Diese Ahnung kannte ich bislang nur als sehr diffusen Sog. Hatte ich mich, wie gesagt, selbst nie groß mit meinen Vorfahren, geschweige denn kulturellen Wurzeln auseinandergesetzt, blieb da stets dieses gesichtslose etwas, das an mir zog, das ich als solches aber nicht greifen konnte. So blieben alle Versuche, mir ein Stück weit meine Kultur zurück zu kultivieren, bedeutungslos. Ohne Bezug zu dem, was und wer ich meinem Wesen nach bin. Als Beispiel las ich mich einst, nachdem mir eine Freundin – bezugnehmend zu meiner Tendenz, viel Silberschmuck zu tragen – vermehrt das Bild von mir in einer Friesentracht zeichnete, in die friesische Kultur ein. Danach etwas in die keltische, später in die germanische. All’ dies jedoch relativ oberflächlich. Vielleicht aus dem Grund, weil ich Mittel und Zweck vertauscht hatte. Ich wollte finden, und nicht suchen. Es ging mir nicht um das Wesen der Kulturen als solches, sondern darum, in ihnen auf etwas zu stoßen, das wiederum etwas in mir berührt.
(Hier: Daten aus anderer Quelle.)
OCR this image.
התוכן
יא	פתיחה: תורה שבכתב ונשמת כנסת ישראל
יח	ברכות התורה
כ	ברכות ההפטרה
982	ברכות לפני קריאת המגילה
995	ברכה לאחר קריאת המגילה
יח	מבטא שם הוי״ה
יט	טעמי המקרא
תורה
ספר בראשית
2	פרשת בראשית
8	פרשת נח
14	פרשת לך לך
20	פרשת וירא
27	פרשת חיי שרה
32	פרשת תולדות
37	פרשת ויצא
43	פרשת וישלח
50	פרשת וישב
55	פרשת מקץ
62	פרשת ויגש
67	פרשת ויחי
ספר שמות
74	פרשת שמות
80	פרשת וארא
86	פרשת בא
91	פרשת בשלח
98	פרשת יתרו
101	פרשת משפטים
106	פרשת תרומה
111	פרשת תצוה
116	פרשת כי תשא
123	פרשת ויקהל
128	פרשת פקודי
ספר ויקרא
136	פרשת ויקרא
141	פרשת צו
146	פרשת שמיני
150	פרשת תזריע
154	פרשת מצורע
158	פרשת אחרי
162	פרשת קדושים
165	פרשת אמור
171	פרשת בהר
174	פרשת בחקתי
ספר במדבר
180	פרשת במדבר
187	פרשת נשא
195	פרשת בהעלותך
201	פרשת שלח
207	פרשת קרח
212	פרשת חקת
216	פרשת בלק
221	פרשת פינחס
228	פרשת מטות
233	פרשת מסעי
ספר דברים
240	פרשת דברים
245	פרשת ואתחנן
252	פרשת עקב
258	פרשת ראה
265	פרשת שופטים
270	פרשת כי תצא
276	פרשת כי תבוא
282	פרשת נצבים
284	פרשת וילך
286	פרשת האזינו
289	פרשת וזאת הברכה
Diese Berührung jedoch blieb aus. Da war kein Leben in dem, was ich las. Oder zumindest nichts, was dieses in mir zu berühren vermochte.


Diese Berührung schaffte erst Sven Schilling an dem Tag, als ich ihn in seinem Atelier besuchte. Nicht körperlich und in diesem Fall auch nicht über seine Objekte, sondern über eine Geschichte, die er mir erzählte: Um Geld zu verdienen, habe er nach seinem Studium mit einigen älteren Herren im Wald bei Merdingen gearbeitet. Während es dabei hauptsächlich um Pflege und Aufforstung gegangen war, beseitigten die Männer unter anderem auch Brombeeren mit der Waldsense. Eine anstrengende und – allem voran – stachelige Angelegenheit, die, wie man meinen könnte, allein vor Anstrengung den ein oder anderen in die Knie zwingen kann. So nicht aber Otto – einer der Männer, die mit Schilling im Wald waren. Er kniete sich hin, weil er einen kleinen Eichensprössling im Brombeerdickicht entdeckt hatte. Aus Angst, ihn ansonsten umzusensen, baute er ihm einen kleinen Schutz. Zu groß war die Wertschätzung für dieses zarte Pflänzlein, das ihn, wie er später reflektieren sollte, zu sehr an ihn selbst erinnerte. Später erzählten die Männer auf Schillings Nachfrage gemeinsam, dass sie im Krieg aus Eicheln Kaffee hergestellt hätten. Und das mitunter aus dieser Veredelung eine so große Wertschätzung selbst für diese kleinste aller Eichen stamme, die sie gar nicht mehr anders hat handeln lassen können, als diese zu beschützen.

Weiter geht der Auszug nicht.